Tal vez impulsado por el conteo regresivo de las olimpiadas en los noticieros de televisión, que venden el anticipo de sus transmisiones como pan caliente todas las mañanas (y en esto los medios colombianos molestan menos que, por ejemplo, los canales gringos de deportes para Latinoamérica, que tienen una mafia argentina de periodistas monopolizándolo todo), de un tiempo acá decidí comprar de nuevo zapatos deportivos y lanzarme al frío de la mañana (o de la tardecita, después de la siesta del fin de semana), y correr fuerte hasta que mis treinta y cinco años me digan ¡basta!, o algo peor pase. Para darme valor, a veces escucho canciones como The final countdown, y Eye of the tiger, mientras me esfuerzo por no desgonzarme en pleno andén del parquecito al que cuidadosamente le doy vueltas en el sentido de las manecillas del reloj.

Así, al rugido de la guitarra eléctrica de los ochenta (como si fuera Rocky), o ya sin audífonos, apenas sin oír nada más allá del sonido de la sangre que se agolpa en mi cabeza, bañado en sudor, y lleno de convicción de que el escritorio todavía no me ha matado, me atrevo inocentemente a desafiar a los que corren todos los días, de madrugada y desde hace décadas. Son tipos que tienen como ochenta años y que desparraman entusiasmo por donde se los mire: en verdad parece ser cierto en ellos aquello de que no compiten contra nadie en particular, sino que solo quieren demostrarse a sí mismos que podrán vivir a plenitud mientras eso quieran. Algo así como lo que yo también quisiera poder hacer, y haría, si no fuera porque a mí, en general, me resulta muy aburrido eso de no competir.

De cualquier manera, corro. Trato de establecer desde el principio lo más importante: el ritmo de la respiración. Corto, muy corto, respiro. Induzco a mi diafragma a contraerse y dilatarse sucesivamente sin que ello implique el mayor esfuerzo: solo uno mediano, pero sostenible. Todo es equilibrio, ¿no? A mis piernas les doy la orden de llevar un alternar simétrico que no decaiga en ese baile de respiraciones acezantes que es la intemperie de los corredores.

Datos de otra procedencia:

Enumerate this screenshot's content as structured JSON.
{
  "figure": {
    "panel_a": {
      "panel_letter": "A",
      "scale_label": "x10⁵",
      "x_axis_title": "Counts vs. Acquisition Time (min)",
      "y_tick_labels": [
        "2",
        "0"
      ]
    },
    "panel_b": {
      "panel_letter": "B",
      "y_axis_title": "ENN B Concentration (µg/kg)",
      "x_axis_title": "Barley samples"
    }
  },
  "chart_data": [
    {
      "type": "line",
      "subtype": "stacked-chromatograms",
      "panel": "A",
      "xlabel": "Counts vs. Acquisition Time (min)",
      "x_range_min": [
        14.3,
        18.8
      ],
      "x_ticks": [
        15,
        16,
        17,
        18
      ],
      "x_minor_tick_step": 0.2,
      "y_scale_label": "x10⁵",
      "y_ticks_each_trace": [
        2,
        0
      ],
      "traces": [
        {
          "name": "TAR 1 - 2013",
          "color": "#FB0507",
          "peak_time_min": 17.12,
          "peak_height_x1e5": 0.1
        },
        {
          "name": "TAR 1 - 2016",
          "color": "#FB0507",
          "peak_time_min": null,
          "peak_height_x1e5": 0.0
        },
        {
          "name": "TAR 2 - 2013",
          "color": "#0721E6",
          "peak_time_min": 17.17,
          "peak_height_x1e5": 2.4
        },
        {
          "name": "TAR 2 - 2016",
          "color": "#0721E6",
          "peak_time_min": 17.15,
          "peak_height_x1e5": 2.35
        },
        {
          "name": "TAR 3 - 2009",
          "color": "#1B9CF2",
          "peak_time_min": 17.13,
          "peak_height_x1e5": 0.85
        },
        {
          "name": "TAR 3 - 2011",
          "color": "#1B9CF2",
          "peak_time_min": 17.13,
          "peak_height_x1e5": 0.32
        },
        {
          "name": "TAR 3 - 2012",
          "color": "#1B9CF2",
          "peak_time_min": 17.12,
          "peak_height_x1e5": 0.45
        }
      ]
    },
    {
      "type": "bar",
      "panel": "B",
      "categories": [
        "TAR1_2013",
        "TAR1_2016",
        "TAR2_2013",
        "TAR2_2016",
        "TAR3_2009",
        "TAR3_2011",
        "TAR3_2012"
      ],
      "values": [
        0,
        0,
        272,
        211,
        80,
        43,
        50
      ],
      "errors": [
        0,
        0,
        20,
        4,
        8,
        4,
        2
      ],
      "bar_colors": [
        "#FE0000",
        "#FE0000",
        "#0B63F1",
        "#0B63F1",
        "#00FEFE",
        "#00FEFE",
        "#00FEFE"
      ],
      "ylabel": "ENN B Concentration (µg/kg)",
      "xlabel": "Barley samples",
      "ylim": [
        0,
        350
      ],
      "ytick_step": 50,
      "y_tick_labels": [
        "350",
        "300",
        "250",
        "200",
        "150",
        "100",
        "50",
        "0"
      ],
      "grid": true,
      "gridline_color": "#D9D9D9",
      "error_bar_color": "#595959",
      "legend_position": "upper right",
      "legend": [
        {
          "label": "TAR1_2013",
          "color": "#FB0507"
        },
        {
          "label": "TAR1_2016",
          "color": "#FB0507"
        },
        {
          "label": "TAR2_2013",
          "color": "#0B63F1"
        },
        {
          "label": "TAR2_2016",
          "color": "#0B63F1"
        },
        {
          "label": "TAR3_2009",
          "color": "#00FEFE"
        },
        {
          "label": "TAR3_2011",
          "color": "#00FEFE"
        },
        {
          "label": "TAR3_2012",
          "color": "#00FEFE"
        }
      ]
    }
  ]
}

Sigo con milimetría las líneas del pavimento, pues de ello depende que mi concentración se mantenga. Llevo la cabeza más bien gacha, entonces, y solo levanto la mirada en las intersecciones y esquinas, pues no deseo terminar ejercitado pero con la cabeza rota en la clínica. Si alguien me pregunta algo, no respondo, pues es un sobreentendido que no se le debe preguntar nada a quien lleva la lengua afuera. A menos, claro, que se trate de una joven de buen ver, caso en el cual me detengo, pongo con las manos en la cintura, y trato de emitir sonidos valido de una especie de locuacidad entrecortada, como un héroe.

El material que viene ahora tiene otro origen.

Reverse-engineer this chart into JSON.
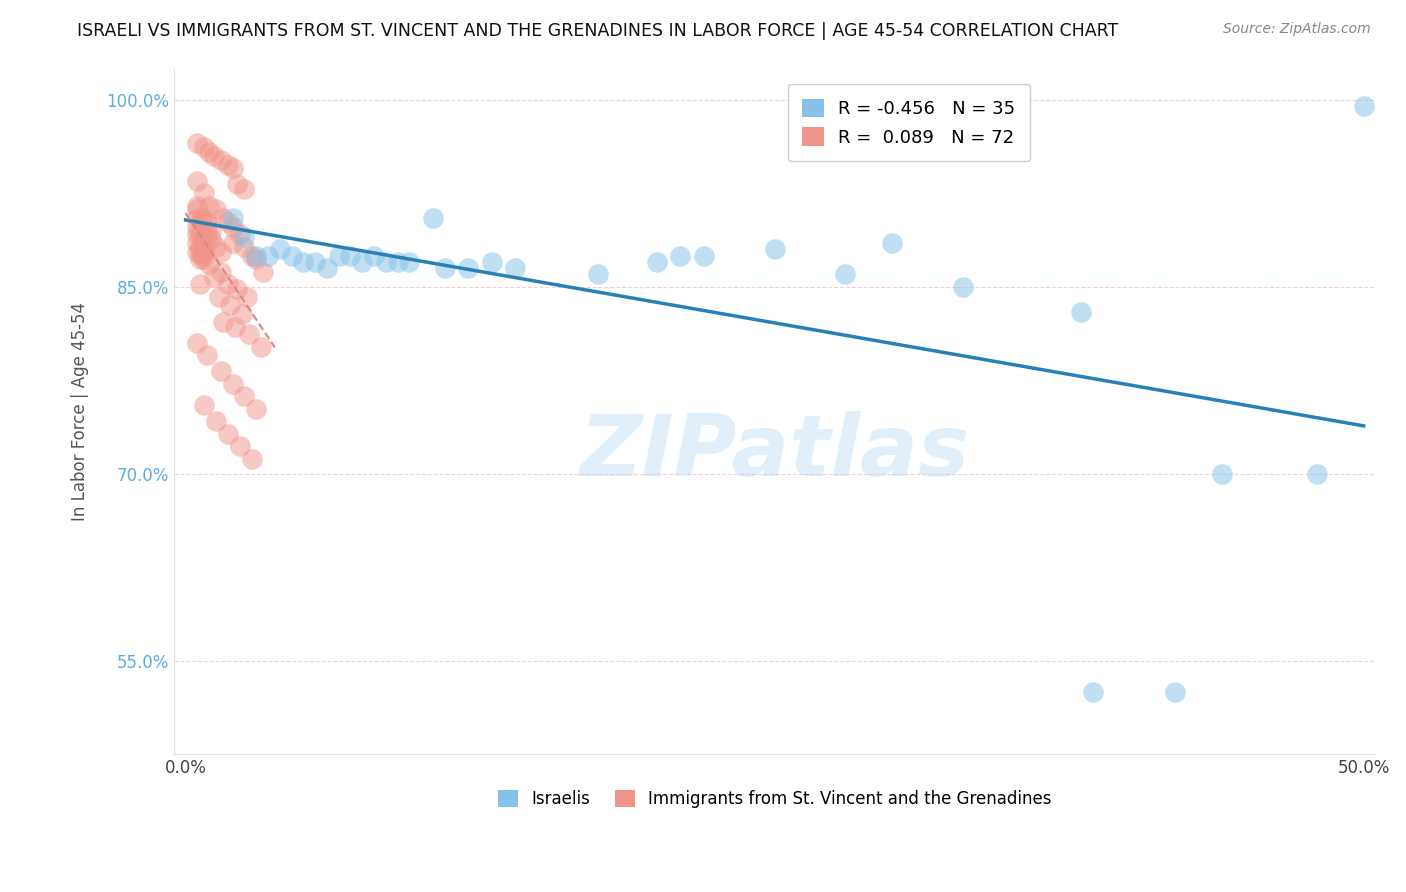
{
  "title": "ISRAELI VS IMMIGRANTS FROM ST. VINCENT AND THE GRENADINES IN LABOR FORCE | AGE 45-54 CORRELATION CHART",
  "source": "Source: ZipAtlas.com",
  "ylabel": "In Labor Force | Age 45-54",
  "watermark": "ZIPatlas",
  "xlim": [
    -0.005,
    0.505
  ],
  "ylim": [
    0.475,
    1.025
  ],
  "legend_blue_r": "-0.456",
  "legend_blue_n": "35",
  "legend_pink_r": "0.089",
  "legend_pink_n": "72",
  "blue_color": "#85C1E9",
  "pink_color": "#F1948A",
  "blue_line_color": "#2980B9",
  "pink_line_color": "#D98880",
  "israelis_x": [
    0.02,
    0.105,
    0.21,
    0.3,
    0.5,
    0.04,
    0.08,
    0.14,
    0.2,
    0.25,
    0.03,
    0.06,
    0.12,
    0.175,
    0.22,
    0.05,
    0.07,
    0.09,
    0.11,
    0.13,
    0.28,
    0.33,
    0.38,
    0.44,
    0.48,
    0.025,
    0.035,
    0.045,
    0.055,
    0.065,
    0.075,
    0.085,
    0.095,
    0.385,
    0.42
  ],
  "israelis_y": [
    0.905,
    0.905,
    0.875,
    0.885,
    0.995,
    0.88,
    0.875,
    0.865,
    0.87,
    0.88,
    0.875,
    0.865,
    0.865,
    0.86,
    0.875,
    0.87,
    0.875,
    0.87,
    0.865,
    0.87,
    0.86,
    0.85,
    0.83,
    0.7,
    0.7,
    0.89,
    0.875,
    0.875,
    0.87,
    0.875,
    0.87,
    0.87,
    0.87,
    0.525,
    0.525
  ],
  "svg_x": [
    0.005,
    0.008,
    0.01,
    0.012,
    0.015,
    0.018,
    0.02,
    0.022,
    0.025,
    0.005,
    0.008,
    0.01,
    0.013,
    0.016,
    0.018,
    0.02,
    0.023,
    0.005,
    0.007,
    0.009,
    0.011,
    0.013,
    0.015,
    0.005,
    0.007,
    0.009,
    0.011,
    0.005,
    0.007,
    0.009,
    0.005,
    0.006,
    0.007,
    0.008,
    0.005,
    0.006,
    0.007,
    0.005,
    0.006,
    0.005,
    0.006,
    0.028,
    0.025,
    0.02,
    0.03,
    0.033,
    0.015,
    0.01,
    0.008,
    0.012,
    0.018,
    0.022,
    0.026,
    0.014,
    0.019,
    0.024,
    0.006,
    0.016,
    0.021,
    0.027,
    0.032,
    0.005,
    0.009,
    0.015,
    0.02,
    0.025,
    0.03,
    0.008,
    0.013,
    0.018,
    0.023,
    0.028
  ],
  "svg_y": [
    0.965,
    0.962,
    0.958,
    0.955,
    0.952,
    0.948,
    0.945,
    0.932,
    0.928,
    0.935,
    0.925,
    0.915,
    0.912,
    0.905,
    0.902,
    0.898,
    0.892,
    0.915,
    0.905,
    0.902,
    0.895,
    0.882,
    0.878,
    0.912,
    0.902,
    0.895,
    0.888,
    0.905,
    0.895,
    0.888,
    0.898,
    0.892,
    0.885,
    0.878,
    0.892,
    0.882,
    0.875,
    0.885,
    0.878,
    0.878,
    0.872,
    0.875,
    0.882,
    0.885,
    0.872,
    0.862,
    0.862,
    0.868,
    0.872,
    0.858,
    0.852,
    0.848,
    0.842,
    0.842,
    0.835,
    0.828,
    0.852,
    0.822,
    0.818,
    0.812,
    0.802,
    0.805,
    0.795,
    0.782,
    0.772,
    0.762,
    0.752,
    0.755,
    0.742,
    0.732,
    0.722,
    0.712
  ]
}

A veces, en plena refriega, maldigo los dos o tres cigarros que todavía fumo cuando en otras ocasiones camino por ahí, pero ni siquiera así me rindo. Lo que hago es bajar la intensidad y simplemente cambiar de canción: paso, por ejemplo, del rock (o del vallenato, pues todos sabemos que son prácticamente lo mismo, como bien los comparó Vives) a la setentera Stayin’ alive, de unos extraños sujetos que se hacían llamar Bee Gees. Cuando ya de verdad no puedo más, y en la cabeza solo tengo la idea de tirarme en al piso, el reproductor, que es automático, manda a mis oídos la melodía roquera de I will survive, que, con todo y su melancolía subyacente, me hace seguir, pues despliega el compás perfecto para cuando se quiere bailar el drama, pero no se puede, y solo queda trotar. Entonces vuelvo a darle. Humildemente, creo que eso también es el deporte.